During those trying times Morgans’ wise counsel was often sought and he remains club patron of the senior team now known as Prahran Assumption.
The Prahran Football Club named its Chapel Street social and memorabilia room the Jack Morgans Room in June 1997 in recognition of his service to the club.
Morgans has seen a host of stars come and go but maintains Paddy Walsh, 1951 premiership captain, was the best player he saw at Prahran.
One star he admits surprised him and many others at Prahran was a young Kevin Sheedy.

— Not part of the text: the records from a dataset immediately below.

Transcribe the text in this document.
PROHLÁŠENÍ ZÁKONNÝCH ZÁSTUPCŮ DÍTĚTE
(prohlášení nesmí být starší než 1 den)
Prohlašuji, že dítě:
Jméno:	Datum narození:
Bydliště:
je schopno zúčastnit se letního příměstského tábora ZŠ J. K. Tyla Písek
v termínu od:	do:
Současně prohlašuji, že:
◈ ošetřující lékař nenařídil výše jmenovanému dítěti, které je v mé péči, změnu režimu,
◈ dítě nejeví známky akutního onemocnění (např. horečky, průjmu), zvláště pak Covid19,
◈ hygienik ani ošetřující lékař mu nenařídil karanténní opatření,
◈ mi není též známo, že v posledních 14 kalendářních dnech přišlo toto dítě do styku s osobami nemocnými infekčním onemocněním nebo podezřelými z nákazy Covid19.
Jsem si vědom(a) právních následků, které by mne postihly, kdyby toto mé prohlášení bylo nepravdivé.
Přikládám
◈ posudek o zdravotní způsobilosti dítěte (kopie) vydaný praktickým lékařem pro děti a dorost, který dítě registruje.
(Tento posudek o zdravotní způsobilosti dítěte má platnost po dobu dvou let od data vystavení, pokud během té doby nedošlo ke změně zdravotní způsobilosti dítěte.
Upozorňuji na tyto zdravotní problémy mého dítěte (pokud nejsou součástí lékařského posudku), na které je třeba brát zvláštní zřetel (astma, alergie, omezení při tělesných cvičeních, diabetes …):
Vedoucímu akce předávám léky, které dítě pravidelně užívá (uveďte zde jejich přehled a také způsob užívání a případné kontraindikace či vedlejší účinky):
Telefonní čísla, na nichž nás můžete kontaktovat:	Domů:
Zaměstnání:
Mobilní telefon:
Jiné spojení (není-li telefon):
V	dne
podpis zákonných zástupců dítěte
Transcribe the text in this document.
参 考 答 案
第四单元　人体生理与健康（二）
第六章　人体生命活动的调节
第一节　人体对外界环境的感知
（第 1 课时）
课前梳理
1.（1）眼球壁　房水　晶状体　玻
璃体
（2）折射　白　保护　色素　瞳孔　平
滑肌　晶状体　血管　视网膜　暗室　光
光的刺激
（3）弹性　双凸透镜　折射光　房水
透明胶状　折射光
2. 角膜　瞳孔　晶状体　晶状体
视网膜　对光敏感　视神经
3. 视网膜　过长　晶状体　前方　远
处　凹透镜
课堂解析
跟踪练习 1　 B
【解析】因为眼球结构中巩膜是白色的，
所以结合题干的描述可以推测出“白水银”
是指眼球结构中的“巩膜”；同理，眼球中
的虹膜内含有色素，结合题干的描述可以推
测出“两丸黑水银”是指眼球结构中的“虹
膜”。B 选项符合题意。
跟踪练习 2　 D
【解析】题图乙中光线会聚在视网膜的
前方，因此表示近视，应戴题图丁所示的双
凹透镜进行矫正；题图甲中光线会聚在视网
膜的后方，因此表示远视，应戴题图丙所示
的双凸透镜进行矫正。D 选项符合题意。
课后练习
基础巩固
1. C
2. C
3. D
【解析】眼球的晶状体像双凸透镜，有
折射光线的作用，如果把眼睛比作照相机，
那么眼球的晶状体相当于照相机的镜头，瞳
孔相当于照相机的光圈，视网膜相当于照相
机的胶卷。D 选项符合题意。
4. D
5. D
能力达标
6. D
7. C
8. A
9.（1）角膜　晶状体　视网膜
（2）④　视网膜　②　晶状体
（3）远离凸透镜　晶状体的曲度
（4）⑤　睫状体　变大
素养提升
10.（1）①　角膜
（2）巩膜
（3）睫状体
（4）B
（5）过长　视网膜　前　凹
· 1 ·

‘’He played his first senior game at 16 against Camberwell so he must have impressed in the thirds (Under 18s) . (But) He couldn’t kick, but his handball was very good, he was too fast for most of our players.’’
Sheedy defied those predictions to be a three times premiership player at Richmond.
Morgans was at the helm in Prahran’s VFA ‘golden era’ when it won premierships in 1970 and 1973 with Kevin Rose who crossed from Collingwood as coach and then 1978 when Cr Bill Dane had assumed presidency.
There is a strong mutual respect between Morgans and Rose.
Rose called him an “outstanding president who displayed common sense and was a clear thinker.’’
Territorial rivalry was the cornerstone of the VFA competition. Prahran competed against a host of neighbouring suburbs such as Camberwell, Caulfield, Brighton and Sandringham but the Two Blues’ arch rival was Port Melbourne.
Morgans recalled Port “always won at Port and we always seemed to win at Toorak Park.’’
There was also respect- games between Prahran and Coburg were for the Morgans-Wells Trophy, in honour of the Prahran president and long time Coburg secretary Bryan Wells.
Because VFA games were played on Sundays in the days when there was no Sunday racing, bookmakers had a strong link to many clubs, none more so than Prahran. Huge money changed hands on the outcome of matches, long before the TAB or corporate bookmakers bet on games.
Alf Blamey, former president and rails bookie, said you could always get a bet on VFA football which was a hot topic when bookies gathered at the Victoria Club on a Monday to finalise Saturday’s betting transactions.
Blamey and Morgans recalled former Prahran president Sir Rupert Steele was the first administrator to sound the warning bells in 1980 when the VFL began to televise Sunday games against the Channel 0 VFA games.
He called for an affiliation of 12 First Division VFA clubs with the 12 VFL clubs but the idea was blocked by Division 2 VFA Clubs and the VFA gradually lost its drawing power.
Morgans is saddened by the VFA’s demise.
“It was very popular when I first started to go, then dropped after over the war, then when the games were televised you would get 25,000 at 30,000 at grand finals.’’
Indeed the Two Blues won the 1978 VFA flag against Preston in front of 30,569, the largest crowd since 1945.
Steele, later Sir Rupert, was VRC chairman at the time, made the most of that premiership. He arranged for the Prahran players to be part of a motorcade down the straight before the first race on Turnbull Stakes Day the following Saturday, a practice not done before or since
In Mark Fiddian’s excellent history of Prahran ‘The Blue Boys’, he notes how Morgans humbly describes his reward for his dedicated service to the club.
“The friends you meet – you never seem to lose them- and what you do for the youth in the district.’’
Generations of players have passed through the doors at Toorak Park and they have seen how officials such as Jack Morgans embraced them all, and showed them how a football club can give young people a sense of purpose and direction in life and how to win with grace and lose with dignity.